Jean-Philippe Fons Maître de conférences à l'université de Rennes II et membre de l'Observatoire de la société britannique

“Ni la pauvreté ni la précarité n'ont été complètement éradiquées”

A l'heure d'une passation des pouvoirs annoncée avec le départ de Tony Blair, le succès britannique fait des envieux sur le continent. La bonne santé de l'économie doit néanmoins être appréciée à l'aune du bilan de la politique sociale du New Labour. Ce projet ne se limite pas à la mise en œuvre d'une stratégie de passage de l'assistance vers l'emploi ordinaire qui serait sous-tendue par une seule logique punitive. Il vient s'inscrire dans une réforme de plus vaste ampleur de la protection sociale, dans sa dimension d'assistance aux plus démunis. C'est bien l'une des spécificités de la stratégie d'activation. Le cœur du programme travailliste s'est recentré sur la redéfinition du rôle du citoyen et du rôle de l'État dans sa valeur providentielle. Le citoyen modèle y agit en toute responsabilité et se comporte de façon rationnelle, il travaille et épargne. Ainsi, pour atteindre l'objectif d'éradication totale de la pauvreté d'ici à l'horizon 2010 fixé par Tony Blair en 1999, l'incitation à l'emploi et la fiscalité ont été les principaux leviers activés par le gouvernement. De fait, le nombre de parents qui travaillent a crû nettement depuis 1997, en grande partie grâce aux programmes ciblés. S'agissant des retraités, dont on estime que près d'un quart vivaient dans le dénuement en 1997, l'essentiel de l'action gouvernementale a consisté à encourager les retours vers l'emploi, jusqu'à 65 ans ou plus.

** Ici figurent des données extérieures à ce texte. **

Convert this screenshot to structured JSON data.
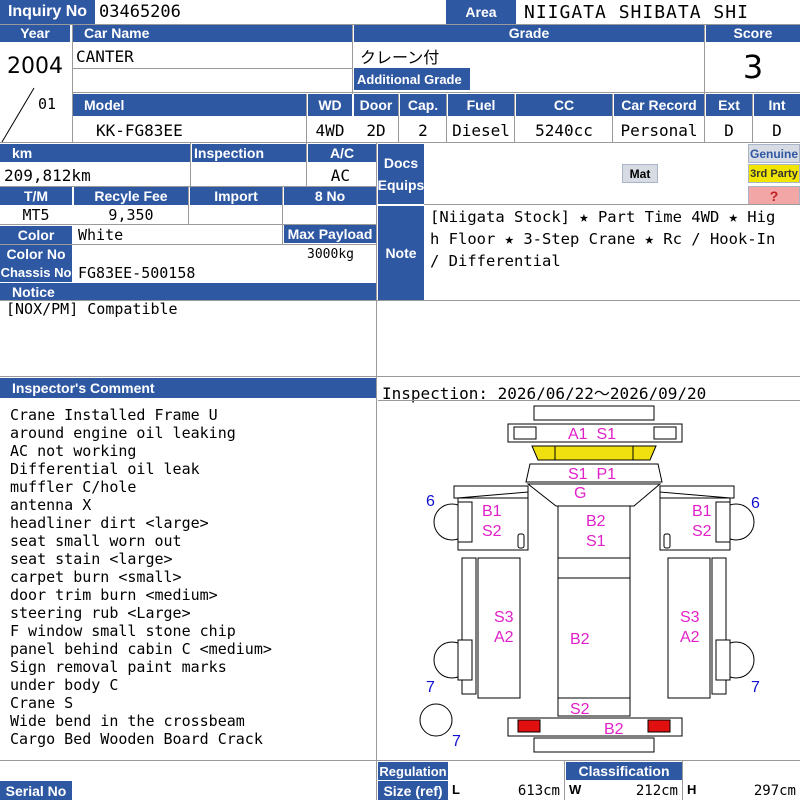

Les travaillistes ont progressivement abandonné le principe d'universalisme au profit du ciblage des prestations sociales. Dans une large mesure, ils ont atteint l'ambitieux objectif fixé par Tony Blair : faire de leur pays un « phare » pour le reste du monde. Mais, malgré les mesures prises, ni la pauvreté ni la précarité n'ont été totalement éradiquées. Les mutations sur le marché du travail et dans le domaine de la politique sociale témoignent d'une profonde transformation de la relation entre l'État, les citoyens et les institutions partenaires de la régulation sociale.

Dans une tradition proche du self help héritée de l'ère victorienne, la « troisième voie » a redéfini l'équité sociale en se démarquant nettement de l'égalitarisme. Les gouvernements Blair n'ont eu de cesse de se focaliser sur la promotion de l'égalité des chances, au détriment de l'égalité des résultats. Le talent des individus, le mérite, la responsabilité et l'entraide dans une société « inclusive » sont devenus les piliers sur lesquels semble reposer le nouveau modèle social britannique.